Team GB Women’s Football Team for Tokyo 2020 Olympic Games (Photo by Naomi Baker/Getty Images for British Olympic Association)
GREAT BRITAIN women’s football team have confirmed they will take the knee before the kick-off of their matches at the Tokyo Olympics.
With their first game scheduled next week against Chile, the squad have welcomed the recent clarification provided by the International Olympic Committee (IOC) on Rule 50 to allow athletes to make gestures on the field of play, provided they do so without disruption and with respect for fellow competitors.
Defender Demi Stokes said the Great Britain’s women’s football squad “feel strongly” about their decision to take the knee before games at the Tokyo Olympics this month.
“We know we have a big part to play. It’s important we use our platforms to help in any way we can,” said Stokes.
“We all feel strongly as individuals and as a team. We all understand what’s been going on around racism and discrimination. It is the people that don’t have a voice that we are standing up for.”
Team’s manager, Hege Riise, said that the players and staff have been taking the knee at club and international level for over a year now and “we were all united in our decision to continue doing whatever we can to raise awareness of racism and discrimination in all its forms”.
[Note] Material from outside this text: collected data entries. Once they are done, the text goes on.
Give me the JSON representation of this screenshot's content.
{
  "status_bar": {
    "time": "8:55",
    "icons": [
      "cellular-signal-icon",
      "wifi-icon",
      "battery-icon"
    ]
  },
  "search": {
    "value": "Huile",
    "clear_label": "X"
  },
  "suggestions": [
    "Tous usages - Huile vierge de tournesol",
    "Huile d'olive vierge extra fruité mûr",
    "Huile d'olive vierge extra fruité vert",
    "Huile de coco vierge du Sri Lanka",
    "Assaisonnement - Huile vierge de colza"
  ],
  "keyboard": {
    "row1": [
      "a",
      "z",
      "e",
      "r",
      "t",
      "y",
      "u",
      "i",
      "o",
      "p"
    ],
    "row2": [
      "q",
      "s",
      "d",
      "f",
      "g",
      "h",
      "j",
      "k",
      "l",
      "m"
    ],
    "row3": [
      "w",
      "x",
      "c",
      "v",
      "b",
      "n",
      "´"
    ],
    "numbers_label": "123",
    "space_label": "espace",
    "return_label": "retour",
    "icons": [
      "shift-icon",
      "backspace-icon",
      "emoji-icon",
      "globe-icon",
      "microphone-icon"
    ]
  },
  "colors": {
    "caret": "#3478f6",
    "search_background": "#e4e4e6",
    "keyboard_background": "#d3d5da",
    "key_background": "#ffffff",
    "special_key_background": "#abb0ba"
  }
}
British Olympic Association’s (BOA) Andy Anson added: “By taking the knee, our women’s football side are embodying the values of Team GB.”
Chelsea goalkeeper Carly Telford said it was “one of the first things we discussed as a group” and they were keen to make a statement as one of the first nations to compete at the Olympics.
Gesture of taking the knee was started by American footballer Colin Kaepernick who did it during the national anthem before a match in 2016 and it has since become a prominent symbol in sport and during anti-racism protests.
Following the murder of George Floyd last year, players and officials in the Premier League and EFL took the knee on the restart of the 2019-20 season in June 2020 to highlight racial inequality and discrimination.
Women’s football followed suit during the 2020-21 season, alongside national teams.
Last month, England men’s international Tyrone Mings said the team wanted to “educate and inform” in response to criticism from home secretary Priti Patel for taking the knee.
She had previously described taking the knee as “gesture politics”.